Невыразимые, нежные чувства его: уже не любовь в любовных его грезах — какой-то мировой экстаз, но экстаз невоплотимый; зато обычные чувства людей для него — чувства подмигивающих друг другу шпонек и редек. И обычная жизнь — сумасшедший дом. «Мне опротивела пьеса („Ревизор“), — пишет Гоголь одному литератору, — я хотел бы убежать теперь…» «Спасите меня! Дайте мне тройку, как вихорь, коней! Садись, мой ямщик… взвейтесь, кони, и несите меня с этого света! Далее, далее, чтобы не видно было ничего…» («Записки сумасшедшего»).
Не должен ли Гоголь в этом мире своих редек и блистающих на солнце тыкв с восседающим среди оных Довгочхуном воскликнуть вместе со своим сумасшедшим: «Далее, далее — чтобы не было видно ничего».
Я не знаю, кто Гоголь: реалист, символист, романтик или классик.
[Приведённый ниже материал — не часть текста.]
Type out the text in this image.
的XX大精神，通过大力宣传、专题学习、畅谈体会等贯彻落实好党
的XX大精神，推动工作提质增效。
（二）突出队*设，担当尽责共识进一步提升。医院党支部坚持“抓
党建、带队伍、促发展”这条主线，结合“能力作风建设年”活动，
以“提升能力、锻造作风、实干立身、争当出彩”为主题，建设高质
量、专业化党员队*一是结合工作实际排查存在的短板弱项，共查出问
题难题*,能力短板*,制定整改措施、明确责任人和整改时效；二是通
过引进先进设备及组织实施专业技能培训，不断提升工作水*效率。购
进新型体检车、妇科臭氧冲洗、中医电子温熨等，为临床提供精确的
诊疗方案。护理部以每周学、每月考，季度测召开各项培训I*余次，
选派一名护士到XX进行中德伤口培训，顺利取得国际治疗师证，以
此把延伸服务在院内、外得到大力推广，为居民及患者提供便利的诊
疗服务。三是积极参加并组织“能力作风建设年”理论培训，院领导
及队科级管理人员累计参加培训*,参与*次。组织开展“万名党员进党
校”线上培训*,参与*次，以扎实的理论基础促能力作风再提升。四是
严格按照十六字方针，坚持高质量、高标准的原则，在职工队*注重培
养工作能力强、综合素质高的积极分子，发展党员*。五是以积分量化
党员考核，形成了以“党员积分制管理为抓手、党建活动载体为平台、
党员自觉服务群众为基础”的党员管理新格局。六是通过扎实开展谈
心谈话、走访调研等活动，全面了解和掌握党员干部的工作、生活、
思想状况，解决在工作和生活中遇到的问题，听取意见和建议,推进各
Да, он видел все пылинки на бекеше Ивана Ивановича столь отчетливо, что превратил самого Ивана Ивановича в пыльную бекешу: не увидел он только в Иване Ивановиче человеческого лица; да, видел он подлинные стремленья, чувства людские, столь ясно глубокие разглядел несказанные корни этих чувств, что чувства стали уже чувствами не человеков, а каких-то еще невоплощенных существ; летающая ведьма и грязная баба; Шпонька, описанный, как овощ, и Шпонька, испытывающий экстаз, — несоединимы; далекое прошлое человечества (зверье) и далекое будущее (ангельство) видел Гоголь в настоящем. Но настоящее разложилось в Гоголе. Он — еще не святой, уже не человек. Провидец будущего и прошлого зарисовал настоящее, но вложил в него какую-то нам неведомую душу. И настоящее стало прообразом чего-то… Но чего?